I tried it, but failed. let me write here what i thought
$\textbf{Try 1}$ - If i consider $G=(C_p$$\times C_p\times C_p...\times C_p)$$\times C_{q-1}$ where $C_p$'s direct product is $k$ times. Now it is a group of order $q(q-1)$ and also has a normal elementary abelian subgroup of order $q$ but doesn't satisfy all elements of order $p$ in $G$ are conjugate.
May be if I use semidirect products as $G=(C_p$$\times C_p\times C_p...\times C_p)\rtimes_\phi M$ for some group $M$ possibly non abelian of order $q-1$, Is there hope with this, this will need at least an hour of thinking and trying , and choosing a good $\phi$ too?
$\textbf{Try 2}$ - As we know that a minimal normal subgroup of finite solvable group is elementary abelian, so if i can look for a solvable group of order $q(q-1)$ s.t. it has a minimal normal subgroup of order $q$ i am half done, now "elements of order $p$ should be conjugate" is causing trouble.
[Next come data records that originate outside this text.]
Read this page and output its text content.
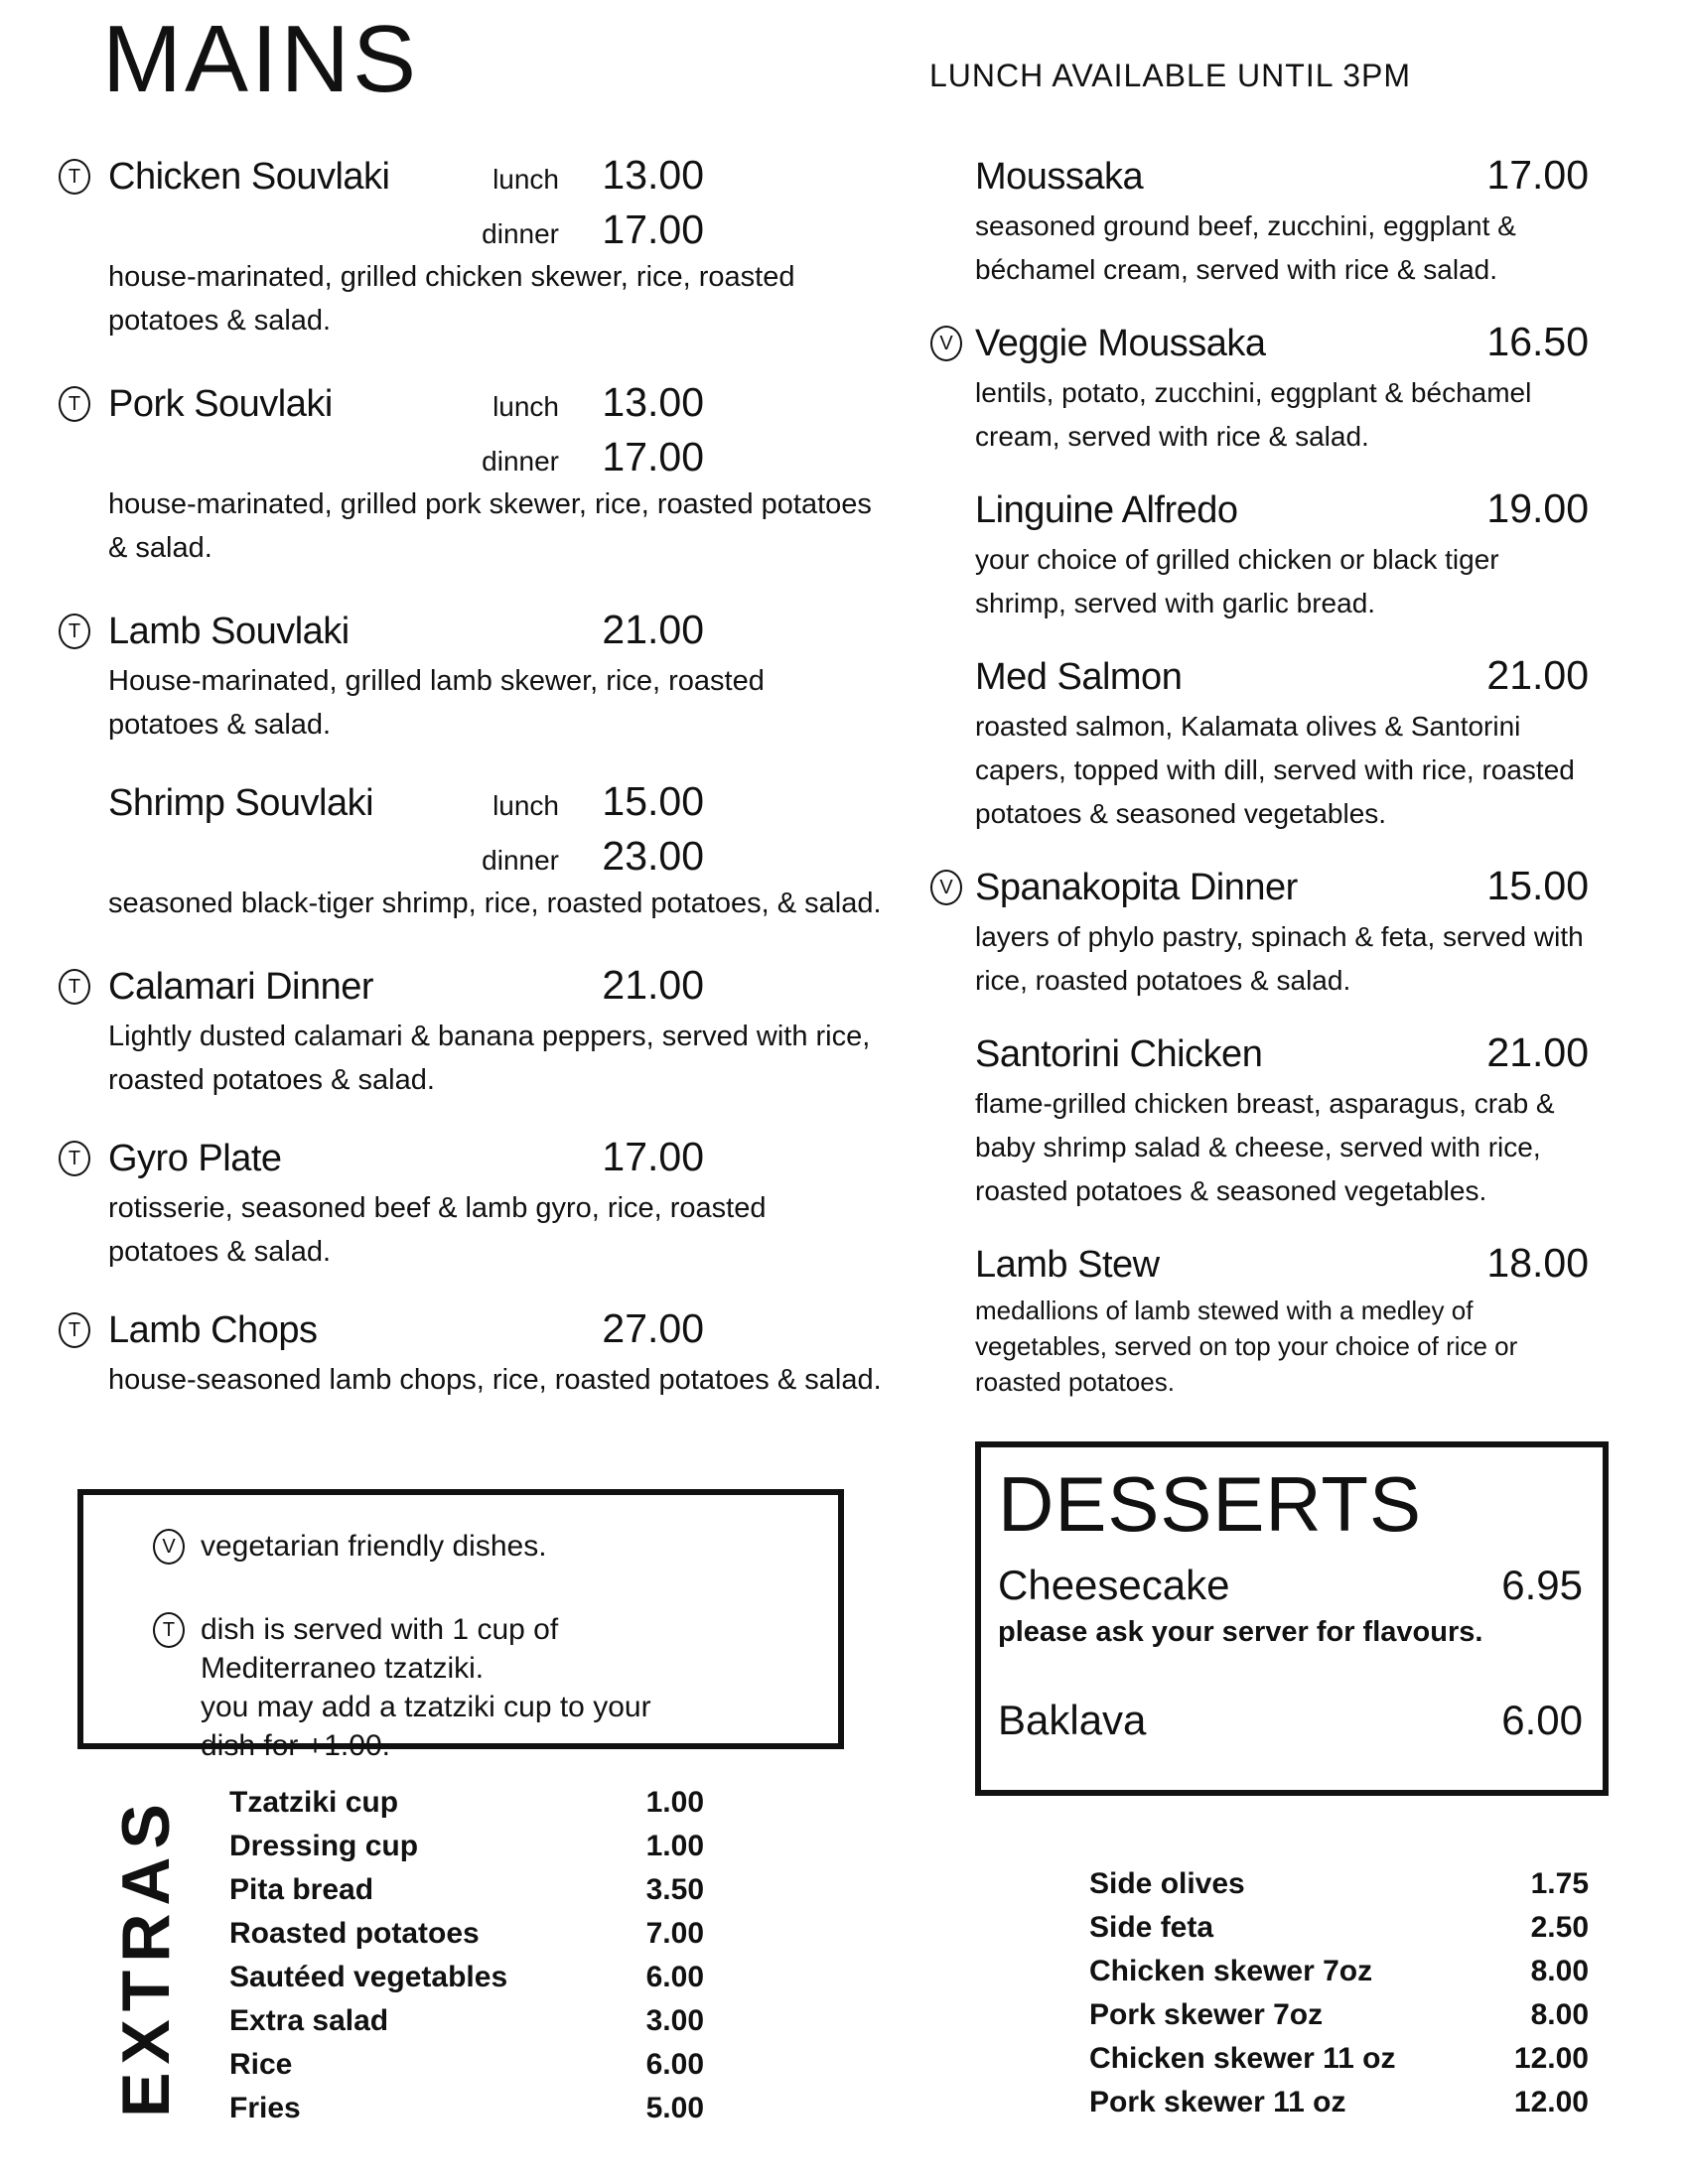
MAINS	LUNCH AVAILABLE UNTIL 3PM
T Chicken Souvlaki	lunch	13.00
dinner	17.00
house-marinated, grilled chicken skewer, rice, roasted potatoes & salad.
T Pork Souvlaki	lunch	13.00
dinner	17.00
house-marinated, grilled pork skewer, rice, roasted potatoes & salad.
T Lamb Souvlaki	21.00
House-marinated, grilled lamb skewer, rice, roasted potatoes & salad.
Shrimp Souvlaki	lunch	15.00
dinner	23.00
seasoned black-tiger shrimp, rice, roasted potatoes, & salad.
T Calamari Dinner	21.00
Lightly dusted calamari & banana peppers, served with rice, roasted potatoes & salad.
T Gyro Plate	17.00
rotisserie, seasoned beef & lamb gyro, rice, roasted potatoes & salad.
T Lamb Chops	27.00
house-seasoned lamb chops, rice, roasted potatoes & salad.
V vegetarian friendly dishes.
T dish is served with 1 cup of
Mediterraneo tzatziki.
you may add a tzatziki cup to your
dish for +1.00.
EXTRAS Tzatziki cup	1.00
Dressing cup	1.00
Pita bread	3.50
Roasted potatoes	7.00
Sautéed vegetables	6.00
Extra salad	3.00
Rice	6.00
Fries	5.00
Moussaka	17.00
seasoned ground beef, zucchini, eggplant & béchamel cream, served with rice & salad.
V Veggie Moussaka	16.50
lentils, potato, zucchini, eggplant & béchamel cream, served with rice & salad.
Linguine Alfredo	19.00
your choice of grilled chicken or black tiger shrimp, served with garlic bread.
Med Salmon	21.00
roasted salmon, Kalamata olives & Santorini capers, topped with dill, served with rice, roasted potatoes & seasoned vegetables.
V Spanakopita Dinner	15.00
layers of phylo pastry, spinach & feta, served with rice, roasted potatoes & salad.
Santorini Chicken	21.00
flame-grilled chicken breast, asparagus, crab & baby shrimp salad & cheese, served with rice, roasted potatoes & seasoned vegetables.
Lamb Stew	18.00
medallions of lamb stewed with a medley of vegetables, served on top your choice of rice or roasted potatoes.
DESSERTS
Cheesecake	6.95
please ask your server for flavours.
Baklava	6.00
Side olives	1.75
Side feta	2.50
Chicken skewer 7oz	8.00
Pork skewer 7oz	8.00
Chicken skewer 11 oz	12.00
Pork skewer 11 oz	12.00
It may be satisfied here, but i am not sure.
Any help is appreciated.
Your Try 1 works, but you need to use a semidirect product.
To see how/why, let $C_p\times C_p\times\cdots \times C_p$ be the additive group of the finite field $\Bbb{F}_q$. Also let $C_{q-1}$ be the multiplicative group of the same field (known to be cyclic of order $q-1$). If we let $\Bbb{F}_q^*$ act on $\Bbb{F}_q$ by the field multiplication, then all the non-zero elements of $\Bbb{F}_q$ are in the same orbit of that action. The semidirect product then turns that orbit into a conjugacy class.
If you prefer another model (isomorphic to the previous one, but possibly easier to handle), try the group of matrices $$ G=\left\{\left(\begin{array}{cc}\alpha&\beta\\0&1\end{array}\right)\,\bigg\vert\,\alpha,\beta\in\Bbb{F}_q,\alpha\neq0\right\}. $$ You may also know this as the group of affine linear transformations of the line $\Bbb{F}_q$.